TSA studies GA airport security
A survey mandated by Congress could lead to a grant program for security enhancements at general aviation airports. But AOPA cautioned the Transportation Security Administration (TSA) that the results of the survey should be used for the allocation of funding, not the imposition of requirements.
The 9/11 Commission Recommendation Act of 2007 required the TSA to develop and implement a standardized threat and vulnerability assessment program for approximately 3,000 GA airports that have a runway of at least 2,000 feet and those near major metropolitan areas, high-value targets or close to permanent prohibited areas such as the presidential retreat at Camp David, Md.
Survey Results In
The TSA met with GA associations in late June to discuss the preliminary results of the Airport Vulnerability Assessment Survey that it distributed in January. The survey is the first step in obtaining data for the agency to determine how to develop a dedicated security grant program for GA airports. Currently, the only federal grants for GA airports are administered by the FAA and are typically provided for safety enhancement, not security.

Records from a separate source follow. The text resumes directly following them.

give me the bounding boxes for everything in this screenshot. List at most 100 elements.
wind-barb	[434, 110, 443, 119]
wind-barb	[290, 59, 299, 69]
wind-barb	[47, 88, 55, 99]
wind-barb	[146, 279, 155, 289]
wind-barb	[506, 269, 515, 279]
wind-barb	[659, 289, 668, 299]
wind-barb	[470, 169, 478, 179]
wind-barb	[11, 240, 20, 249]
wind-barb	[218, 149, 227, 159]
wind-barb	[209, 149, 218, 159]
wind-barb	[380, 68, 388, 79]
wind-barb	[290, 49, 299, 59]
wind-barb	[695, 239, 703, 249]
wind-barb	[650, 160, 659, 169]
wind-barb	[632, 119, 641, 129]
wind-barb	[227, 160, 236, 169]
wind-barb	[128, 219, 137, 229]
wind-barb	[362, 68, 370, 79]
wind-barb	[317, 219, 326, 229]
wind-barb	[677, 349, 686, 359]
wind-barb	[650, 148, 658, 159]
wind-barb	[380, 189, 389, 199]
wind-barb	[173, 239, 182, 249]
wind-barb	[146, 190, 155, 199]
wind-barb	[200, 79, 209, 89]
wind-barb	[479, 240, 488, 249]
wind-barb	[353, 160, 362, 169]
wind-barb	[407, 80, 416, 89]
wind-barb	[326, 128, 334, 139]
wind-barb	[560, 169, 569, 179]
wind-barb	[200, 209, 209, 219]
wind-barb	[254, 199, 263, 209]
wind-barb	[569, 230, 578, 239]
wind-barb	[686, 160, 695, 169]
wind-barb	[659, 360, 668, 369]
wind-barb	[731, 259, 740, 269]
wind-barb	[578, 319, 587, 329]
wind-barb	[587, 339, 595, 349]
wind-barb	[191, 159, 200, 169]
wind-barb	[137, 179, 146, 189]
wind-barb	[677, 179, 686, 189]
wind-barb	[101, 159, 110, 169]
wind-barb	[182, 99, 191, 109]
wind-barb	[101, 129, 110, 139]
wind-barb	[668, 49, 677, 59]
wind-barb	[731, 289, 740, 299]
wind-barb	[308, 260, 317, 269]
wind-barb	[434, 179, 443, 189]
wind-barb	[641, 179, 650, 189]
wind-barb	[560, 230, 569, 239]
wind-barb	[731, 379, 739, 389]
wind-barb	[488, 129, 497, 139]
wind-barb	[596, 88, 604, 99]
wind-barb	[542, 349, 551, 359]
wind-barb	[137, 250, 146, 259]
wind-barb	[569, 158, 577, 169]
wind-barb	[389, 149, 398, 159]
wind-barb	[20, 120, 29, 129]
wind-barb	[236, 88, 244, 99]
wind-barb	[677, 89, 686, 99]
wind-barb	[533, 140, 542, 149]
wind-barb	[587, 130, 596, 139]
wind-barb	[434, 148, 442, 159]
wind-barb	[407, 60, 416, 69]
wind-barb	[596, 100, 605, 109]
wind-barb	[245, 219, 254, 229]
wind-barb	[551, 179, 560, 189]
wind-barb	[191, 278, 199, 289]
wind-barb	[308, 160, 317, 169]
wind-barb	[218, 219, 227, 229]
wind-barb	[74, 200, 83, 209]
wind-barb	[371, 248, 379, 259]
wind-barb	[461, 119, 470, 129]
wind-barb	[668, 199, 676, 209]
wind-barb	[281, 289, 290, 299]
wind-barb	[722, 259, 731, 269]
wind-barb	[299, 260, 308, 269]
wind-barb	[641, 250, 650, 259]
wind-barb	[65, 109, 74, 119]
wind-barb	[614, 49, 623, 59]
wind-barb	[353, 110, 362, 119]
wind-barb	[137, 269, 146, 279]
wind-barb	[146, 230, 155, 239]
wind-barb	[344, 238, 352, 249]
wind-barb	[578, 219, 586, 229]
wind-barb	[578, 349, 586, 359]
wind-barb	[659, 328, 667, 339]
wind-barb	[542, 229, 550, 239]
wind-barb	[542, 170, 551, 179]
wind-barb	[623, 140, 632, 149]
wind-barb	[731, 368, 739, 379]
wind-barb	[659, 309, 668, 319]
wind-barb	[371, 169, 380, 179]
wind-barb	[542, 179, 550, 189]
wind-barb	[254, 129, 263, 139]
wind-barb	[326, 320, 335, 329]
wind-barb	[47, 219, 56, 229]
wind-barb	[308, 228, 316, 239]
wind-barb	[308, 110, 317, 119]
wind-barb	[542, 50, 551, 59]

The TSA used the survey to gain a baseline understanding of what security measures GA airport officials would like to see implemented at their airports. Of the approximately 1,200 respondents, the top enhancement preferred was perimeter fencing, followed by closed-circuit television and improved lighting, the agency revealed.
Before the TSA establishes a grant program to fund security improvements at airports that request them, the agency plans to conduct site visits to certain airports to validate the data from the survey, and then begin to establish criteria and a mechanism for providing grants and financial aid. Any grant program must then be approved by Congress in a Department of Homeland Security (DHS) funding bill.